Er is gegraven in twee fasen om snel een beter beeld te krijgen van de aanwezige archeologische resten en hun omvang. Nadat in het zuidelijk deelgebied twee werkputten zijn aangelegd en hier weinig is aangetroffen, heeft de aandacht zich daarna voornamelijk op het noordelijk deelgebied gericht. Tijdens de opgraving zijn vier smalle landschapssleuven (4 meter breed) aangelegd om een reconstructie te kunnen maken van het landschap tijdens de relevante archeologische periodes. Uit de bodemprofielen blijkt dat het plangebied oorspronkelijk deel uitmaakte van een relatief onvruchtbaar en sterk geaccidenteerd gebied. In de ijzertijd zijn de depressies in het plangebied gebruikt als locaties voor kleine spiekers en als dumpplek voor nederzettingsafval. Vermoedelijk zijn de depressies in de late middeleeuwen of nieuwe tijd gedempt, waarna zich in het plangebied een plaggendek heeft ontwikkeld. Na verloop van tijd zijn in het gebied diepe sleuven gegraven voor de grondverbetering, waarbij het vrijgekomen zand vermoedelijk is afgevoerd, zodat het gebied een minder uitgesproken reliëf kreeg.

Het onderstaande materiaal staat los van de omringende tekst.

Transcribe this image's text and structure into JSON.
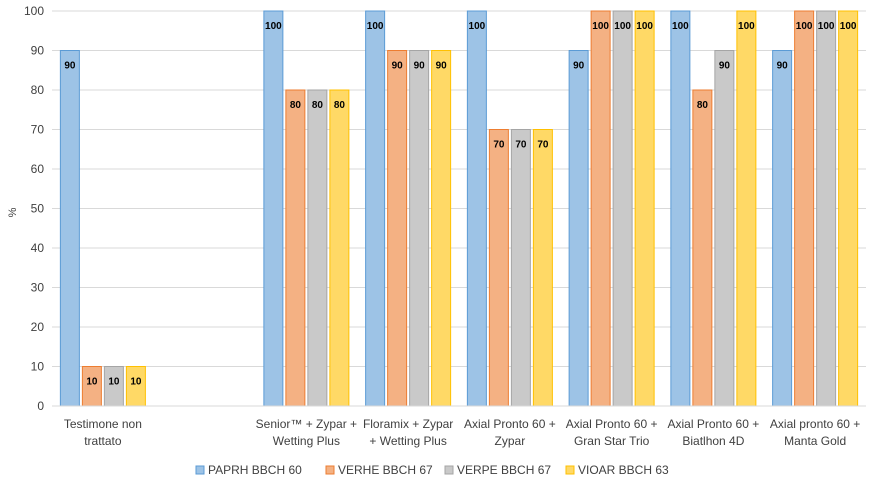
{
  "chart_data": {
    "type": "bar",
    "title": "",
    "ylabel": "%",
    "xlabel": "",
    "ylim": [
      0,
      100
    ],
    "yticks": [
      0,
      10,
      20,
      30,
      40,
      50,
      60,
      70,
      80,
      90,
      100
    ],
    "grid": true,
    "legend_position": "bottom",
    "categories": [
      [
        "Testimone non",
        "trattato"
      ],
      [],
      [
        "Senior™ + Zypar +",
        "Wetting Plus"
      ],
      [
        "Floramix + Zypar",
        "+ Wetting Plus"
      ],
      [
        "Axial Pronto 60 +",
        "Zypar"
      ],
      [
        "Axial Pronto 60 +",
        "Gran Star Trio"
      ],
      [
        "Axial Pronto 60 +",
        "Biatlhon 4D"
      ],
      [
        "Axial pronto 60 +",
        "Manta Gold"
      ]
    ],
    "series": [
      {
        "name": "PAPRH BBCH 60",
        "color": "#9DC3E6",
        "stroke": "#5B9BD5",
        "values": [
          90,
          null,
          100,
          100,
          100,
          90,
          100,
          90
        ]
      },
      {
        "name": "VERHE BBCH 67",
        "color": "#F4B183",
        "stroke": "#ED7D31",
        "values": [
          10,
          null,
          80,
          90,
          70,
          100,
          80,
          100
        ]
      },
      {
        "name": "VERPE BBCH 67",
        "color": "#C9C9C9",
        "stroke": "#A5A5A5",
        "values": [
          10,
          null,
          80,
          90,
          70,
          100,
          90,
          100
        ]
      },
      {
        "name": "VIOAR BBCH 63",
        "color": "#FFD966",
        "stroke": "#FFC000",
        "values": [
          10,
          null,
          80,
          90,
          70,
          100,
          100,
          100
        ]
      }
    ]
  }
}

Tijdens het onderzoek zijn in de zuidelijke zone alleen twee middeleeuwse kuilen (vindplaats 1), wat spitsporen en een greppeltje aangetroffen. In de noordelijke zone van het onderzoeksgebied, in werkputten 2, 5, 8, 10 en 11, lagen drie depressies met in twee ervan verschillende paalsporen uit de vroege en late ijzertijd en/of begin Romeinse tijd. Deze paalsporen vormen verschillende plattegronden van bijgebouwen en één mogelijk hoofdgebouw. In de derde depressie lag een waterkuil uit de late ijzertijd/vroeg-Romeinse tijd met daarin twee goed geconserveerde houten voorwerpen, een welstok en een schep. In dezelfde depressie is veel aardewerk en natuursteen aangetroffen dat als typisch nederzettingsafval getypeerd kan worden en dat in de depressie is gegooid. Deze drie locaties (depressies A, B en C) met sporen en vondsten uit de ijzertijd en vroeg-Romeinse tijd zijn gecategoriseerd als vindplaats 2.

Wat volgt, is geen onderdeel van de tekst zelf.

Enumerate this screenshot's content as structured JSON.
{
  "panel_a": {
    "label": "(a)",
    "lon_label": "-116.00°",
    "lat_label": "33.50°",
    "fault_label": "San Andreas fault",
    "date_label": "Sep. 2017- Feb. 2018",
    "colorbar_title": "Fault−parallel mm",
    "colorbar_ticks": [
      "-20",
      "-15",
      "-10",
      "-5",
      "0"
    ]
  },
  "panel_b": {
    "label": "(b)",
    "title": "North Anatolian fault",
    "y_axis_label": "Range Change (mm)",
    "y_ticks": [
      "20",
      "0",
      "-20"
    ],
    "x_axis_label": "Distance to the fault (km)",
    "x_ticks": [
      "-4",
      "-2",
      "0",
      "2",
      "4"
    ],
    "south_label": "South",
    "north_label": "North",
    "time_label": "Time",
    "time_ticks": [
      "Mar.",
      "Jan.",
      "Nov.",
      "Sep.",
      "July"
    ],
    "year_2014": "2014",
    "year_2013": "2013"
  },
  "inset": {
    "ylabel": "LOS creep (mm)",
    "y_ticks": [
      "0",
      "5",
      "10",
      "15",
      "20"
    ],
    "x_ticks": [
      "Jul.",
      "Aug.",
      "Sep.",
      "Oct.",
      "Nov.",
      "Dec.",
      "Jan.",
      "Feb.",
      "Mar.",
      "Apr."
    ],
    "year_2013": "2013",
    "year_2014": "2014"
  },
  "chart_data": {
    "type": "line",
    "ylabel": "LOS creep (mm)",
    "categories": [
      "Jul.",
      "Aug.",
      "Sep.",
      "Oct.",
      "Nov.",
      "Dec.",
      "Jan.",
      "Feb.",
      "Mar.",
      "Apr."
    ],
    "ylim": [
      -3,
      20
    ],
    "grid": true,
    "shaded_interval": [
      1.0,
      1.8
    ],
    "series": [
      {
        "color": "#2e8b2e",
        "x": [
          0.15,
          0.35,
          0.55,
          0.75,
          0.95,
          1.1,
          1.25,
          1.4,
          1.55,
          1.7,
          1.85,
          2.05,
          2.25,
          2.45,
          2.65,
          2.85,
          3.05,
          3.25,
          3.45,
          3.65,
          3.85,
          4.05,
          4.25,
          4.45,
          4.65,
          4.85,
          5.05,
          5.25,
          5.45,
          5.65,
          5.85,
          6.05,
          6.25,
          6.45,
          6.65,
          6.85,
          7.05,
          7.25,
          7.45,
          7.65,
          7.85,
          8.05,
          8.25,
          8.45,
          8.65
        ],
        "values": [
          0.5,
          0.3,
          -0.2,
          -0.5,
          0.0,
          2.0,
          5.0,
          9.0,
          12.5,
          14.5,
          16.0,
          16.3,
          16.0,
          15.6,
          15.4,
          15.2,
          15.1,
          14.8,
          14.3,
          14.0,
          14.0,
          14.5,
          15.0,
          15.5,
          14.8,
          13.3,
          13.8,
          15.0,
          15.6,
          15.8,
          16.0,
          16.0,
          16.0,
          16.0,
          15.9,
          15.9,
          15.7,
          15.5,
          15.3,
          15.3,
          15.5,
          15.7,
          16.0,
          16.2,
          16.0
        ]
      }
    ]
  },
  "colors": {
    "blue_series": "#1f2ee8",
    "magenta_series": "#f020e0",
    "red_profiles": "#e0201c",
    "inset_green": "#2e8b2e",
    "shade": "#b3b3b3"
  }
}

Op de rand van depressie A is een waterput aangetroffen. Deze waterput bestaat uit een holle boomstam en is in de vroege middeleeuwen gedateerd en heeft vermoedelijk bij een woonhuis gehoord dat nabij het onderzoeksterrein was gelegen. In het onderzoeksgebied zijn, in depressie A, ook twee middeleeuwse kuilen en een oude cultuurlaag met Merovingische aardewerkscherven aangetroffen.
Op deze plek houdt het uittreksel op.